Q: What types of IT jobs are out there for people that aren’t necessarily interested in programming?
A: The number and variety of positions that exist in IT continues to grow each year as more companies become dependent on technology. However, there are four areas of IT that we are seeing a lot right now:
- Application Development – we typically place a lot of mainframe developers, operating systems programmers, application integration specialists and software process engineers.
- Infrastructure – some examples include IT technicians, help desk support, desktop support, system administration, networking, network architecture, database administration, database developers and more.
- Functional positions, such as Business Analysts and Project/Program Managers – Companies are full of users (people who use technology every day to do their job without necessarily understanding how it works) and they need IT professionals who can translate technical jargon and explain it to them in everyday terms. If you have great people skills but aren’t super technical, you could excel in these types of roles.
- User-Interface/User Experience – these folks design the look and feel, the workflow and how users interact with technology.
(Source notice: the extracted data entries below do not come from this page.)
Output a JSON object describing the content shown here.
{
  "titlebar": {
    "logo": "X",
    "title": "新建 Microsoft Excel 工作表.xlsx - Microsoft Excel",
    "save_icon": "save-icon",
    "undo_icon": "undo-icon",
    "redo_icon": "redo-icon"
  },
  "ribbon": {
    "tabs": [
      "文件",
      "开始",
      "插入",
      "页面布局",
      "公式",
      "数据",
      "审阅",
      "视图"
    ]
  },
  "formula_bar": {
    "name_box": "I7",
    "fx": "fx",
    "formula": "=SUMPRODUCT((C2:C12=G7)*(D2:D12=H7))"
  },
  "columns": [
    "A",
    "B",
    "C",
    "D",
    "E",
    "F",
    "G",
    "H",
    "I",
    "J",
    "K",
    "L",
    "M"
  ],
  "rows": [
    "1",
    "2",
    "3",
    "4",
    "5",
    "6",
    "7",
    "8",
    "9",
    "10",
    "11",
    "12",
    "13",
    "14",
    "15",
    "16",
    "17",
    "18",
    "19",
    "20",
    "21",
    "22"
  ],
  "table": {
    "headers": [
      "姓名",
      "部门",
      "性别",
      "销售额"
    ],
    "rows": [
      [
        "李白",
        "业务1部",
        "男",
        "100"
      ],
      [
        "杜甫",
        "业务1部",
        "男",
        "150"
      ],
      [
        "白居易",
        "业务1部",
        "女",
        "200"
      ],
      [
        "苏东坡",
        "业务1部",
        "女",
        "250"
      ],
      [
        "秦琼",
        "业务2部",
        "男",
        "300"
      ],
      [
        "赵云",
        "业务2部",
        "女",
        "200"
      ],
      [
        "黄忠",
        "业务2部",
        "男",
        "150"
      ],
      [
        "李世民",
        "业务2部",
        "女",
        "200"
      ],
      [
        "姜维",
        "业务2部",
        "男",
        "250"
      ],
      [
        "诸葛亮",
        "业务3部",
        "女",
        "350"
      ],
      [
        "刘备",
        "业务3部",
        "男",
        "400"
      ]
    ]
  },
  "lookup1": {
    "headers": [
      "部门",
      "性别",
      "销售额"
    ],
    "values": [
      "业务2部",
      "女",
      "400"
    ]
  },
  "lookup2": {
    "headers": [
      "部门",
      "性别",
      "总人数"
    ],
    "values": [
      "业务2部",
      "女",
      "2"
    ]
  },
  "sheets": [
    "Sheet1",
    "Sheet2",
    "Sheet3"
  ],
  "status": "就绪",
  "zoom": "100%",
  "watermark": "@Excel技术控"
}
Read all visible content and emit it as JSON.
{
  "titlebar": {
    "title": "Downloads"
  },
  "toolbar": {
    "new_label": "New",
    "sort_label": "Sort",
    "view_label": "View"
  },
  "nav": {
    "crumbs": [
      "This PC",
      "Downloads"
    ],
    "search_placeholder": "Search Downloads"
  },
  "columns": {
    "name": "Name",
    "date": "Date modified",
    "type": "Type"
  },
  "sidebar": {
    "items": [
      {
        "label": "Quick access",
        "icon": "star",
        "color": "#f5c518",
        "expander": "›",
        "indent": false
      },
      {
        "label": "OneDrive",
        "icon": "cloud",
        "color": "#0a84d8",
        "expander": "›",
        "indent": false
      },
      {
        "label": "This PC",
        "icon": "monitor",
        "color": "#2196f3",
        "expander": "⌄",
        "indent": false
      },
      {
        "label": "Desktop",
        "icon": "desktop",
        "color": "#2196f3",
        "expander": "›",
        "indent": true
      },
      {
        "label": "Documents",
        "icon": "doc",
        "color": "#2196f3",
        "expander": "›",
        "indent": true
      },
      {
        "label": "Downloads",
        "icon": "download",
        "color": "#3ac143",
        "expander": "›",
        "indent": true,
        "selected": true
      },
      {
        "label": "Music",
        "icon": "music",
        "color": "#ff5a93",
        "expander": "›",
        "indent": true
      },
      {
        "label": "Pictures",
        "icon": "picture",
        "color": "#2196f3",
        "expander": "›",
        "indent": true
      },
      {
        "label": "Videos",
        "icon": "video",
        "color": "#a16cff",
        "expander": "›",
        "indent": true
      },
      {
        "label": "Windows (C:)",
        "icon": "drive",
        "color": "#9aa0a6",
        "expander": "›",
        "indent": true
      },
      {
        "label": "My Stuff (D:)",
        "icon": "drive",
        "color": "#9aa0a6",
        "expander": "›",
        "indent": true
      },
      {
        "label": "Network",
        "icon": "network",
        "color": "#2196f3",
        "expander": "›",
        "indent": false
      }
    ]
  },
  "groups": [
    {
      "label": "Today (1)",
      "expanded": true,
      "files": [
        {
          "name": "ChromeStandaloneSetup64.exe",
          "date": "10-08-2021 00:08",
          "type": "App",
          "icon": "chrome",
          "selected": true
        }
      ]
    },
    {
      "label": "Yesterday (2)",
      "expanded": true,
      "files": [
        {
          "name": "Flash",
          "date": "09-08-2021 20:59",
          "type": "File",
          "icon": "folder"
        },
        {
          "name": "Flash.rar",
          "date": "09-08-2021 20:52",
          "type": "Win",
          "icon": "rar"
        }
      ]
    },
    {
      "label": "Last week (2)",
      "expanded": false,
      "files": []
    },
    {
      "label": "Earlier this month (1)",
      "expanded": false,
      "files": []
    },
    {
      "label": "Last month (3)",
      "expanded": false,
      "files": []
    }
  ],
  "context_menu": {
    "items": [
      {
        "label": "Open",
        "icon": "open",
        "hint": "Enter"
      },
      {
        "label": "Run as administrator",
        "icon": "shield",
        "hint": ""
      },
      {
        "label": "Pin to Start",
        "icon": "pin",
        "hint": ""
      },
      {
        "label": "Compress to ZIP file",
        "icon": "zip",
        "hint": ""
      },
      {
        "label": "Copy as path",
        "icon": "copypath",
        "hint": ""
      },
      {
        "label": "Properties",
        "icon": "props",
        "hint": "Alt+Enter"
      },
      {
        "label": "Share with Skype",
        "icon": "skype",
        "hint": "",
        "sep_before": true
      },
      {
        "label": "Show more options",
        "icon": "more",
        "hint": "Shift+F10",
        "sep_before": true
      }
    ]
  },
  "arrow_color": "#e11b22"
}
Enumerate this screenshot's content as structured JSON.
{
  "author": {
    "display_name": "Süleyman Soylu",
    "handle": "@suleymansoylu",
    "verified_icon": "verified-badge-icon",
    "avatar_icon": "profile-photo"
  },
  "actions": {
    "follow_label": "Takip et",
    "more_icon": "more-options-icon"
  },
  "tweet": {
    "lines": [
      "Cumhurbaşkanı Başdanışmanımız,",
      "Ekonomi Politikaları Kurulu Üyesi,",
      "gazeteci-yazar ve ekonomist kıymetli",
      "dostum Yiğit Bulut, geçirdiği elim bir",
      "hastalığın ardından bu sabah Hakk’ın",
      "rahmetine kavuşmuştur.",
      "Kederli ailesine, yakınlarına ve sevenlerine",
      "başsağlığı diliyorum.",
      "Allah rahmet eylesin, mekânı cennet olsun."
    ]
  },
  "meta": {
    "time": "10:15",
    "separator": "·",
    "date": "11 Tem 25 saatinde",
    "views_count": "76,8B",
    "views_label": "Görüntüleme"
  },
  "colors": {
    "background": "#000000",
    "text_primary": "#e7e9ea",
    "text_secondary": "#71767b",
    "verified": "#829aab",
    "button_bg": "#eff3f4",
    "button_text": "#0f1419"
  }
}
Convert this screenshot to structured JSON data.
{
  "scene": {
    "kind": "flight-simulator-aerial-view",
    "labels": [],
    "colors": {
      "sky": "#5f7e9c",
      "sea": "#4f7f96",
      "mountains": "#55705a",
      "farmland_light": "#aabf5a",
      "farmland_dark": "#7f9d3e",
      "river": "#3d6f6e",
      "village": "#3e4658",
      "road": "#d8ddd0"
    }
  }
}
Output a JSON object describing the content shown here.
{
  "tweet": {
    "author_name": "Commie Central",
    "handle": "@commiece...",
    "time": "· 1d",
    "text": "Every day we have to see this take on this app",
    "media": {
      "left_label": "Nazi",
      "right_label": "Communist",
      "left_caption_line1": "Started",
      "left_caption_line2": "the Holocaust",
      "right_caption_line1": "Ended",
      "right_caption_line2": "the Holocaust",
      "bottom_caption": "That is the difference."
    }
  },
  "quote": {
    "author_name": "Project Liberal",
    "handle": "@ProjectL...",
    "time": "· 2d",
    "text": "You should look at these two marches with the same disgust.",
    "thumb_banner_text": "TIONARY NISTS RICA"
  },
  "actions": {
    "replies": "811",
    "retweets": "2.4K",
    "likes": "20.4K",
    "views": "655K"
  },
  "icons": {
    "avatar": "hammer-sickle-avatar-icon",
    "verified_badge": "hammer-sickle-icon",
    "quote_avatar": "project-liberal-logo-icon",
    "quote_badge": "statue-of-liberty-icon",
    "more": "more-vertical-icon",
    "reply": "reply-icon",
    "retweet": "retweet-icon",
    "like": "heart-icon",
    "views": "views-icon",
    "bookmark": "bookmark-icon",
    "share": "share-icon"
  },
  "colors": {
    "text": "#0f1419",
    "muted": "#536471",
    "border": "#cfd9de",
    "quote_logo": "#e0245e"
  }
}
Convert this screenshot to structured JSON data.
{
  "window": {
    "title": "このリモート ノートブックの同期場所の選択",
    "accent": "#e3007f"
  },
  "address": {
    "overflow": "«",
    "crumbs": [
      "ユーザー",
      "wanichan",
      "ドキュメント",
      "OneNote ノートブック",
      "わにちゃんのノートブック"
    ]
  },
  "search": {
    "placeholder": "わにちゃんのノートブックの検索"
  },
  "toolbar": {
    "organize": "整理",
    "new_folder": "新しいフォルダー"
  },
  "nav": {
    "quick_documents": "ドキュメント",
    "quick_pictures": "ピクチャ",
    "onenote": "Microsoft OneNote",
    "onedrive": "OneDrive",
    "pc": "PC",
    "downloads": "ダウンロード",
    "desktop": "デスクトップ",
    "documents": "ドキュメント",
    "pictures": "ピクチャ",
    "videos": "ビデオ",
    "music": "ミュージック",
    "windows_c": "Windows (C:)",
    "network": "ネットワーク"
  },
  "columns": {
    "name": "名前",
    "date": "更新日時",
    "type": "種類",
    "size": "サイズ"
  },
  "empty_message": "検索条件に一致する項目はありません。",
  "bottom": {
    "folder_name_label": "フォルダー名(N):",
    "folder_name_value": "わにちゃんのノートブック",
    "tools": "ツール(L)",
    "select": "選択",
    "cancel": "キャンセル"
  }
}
High level UX designers may come from backgrounds in graphics, multimedia or even art. Colleges even have degrees for this role, such as cognitive science and human factors specializing in the UX space.
Q: Would you say that there’s any benefit of applying for a job at a company simply because you are a huge fan of their product?
A: Absolutely! Follow your passion! We work with some of the largest technology companies in the world. The Apples, the Ciscos, the Ebays, the Paypals…if you’re already passionate about a company’s product or service, lead with that in your interview. If you’re a fan – let them know! Play to their egos. Also, try to connect and engage with them on their social media channels prior to going in for the interview.
Q: What is the process like for getting a job through Modis?
A: Go to our website, navigate to the career section and submit your resume. One of our IT recruiters in your area will contact you and schedule a phone interview to gather some basic information. Then we will invite you to the nearest branch for an in-person interview. If there’s not a Modis branch nearby, we will use Skype or Google Hangout to conduct the in-person interview. The in-person interview is so important because it helps us understand culturally what you’re looking for in a company, which local companies you may want to work with, what your skills are now and what you want to learn, what your career aspirations are, how we can best market you to our clients and what current opportunities we might have for you immediately. After that, we set you up on interviews with our clients. If it’s a permanent position, an offer will come directly from the client. If it’s a temporary contract position, you will get an offer from Modis. We typically place people on multiple consecutive contract assignments with various clients. It’s a great way for us to build long-standing relationships with our consultants.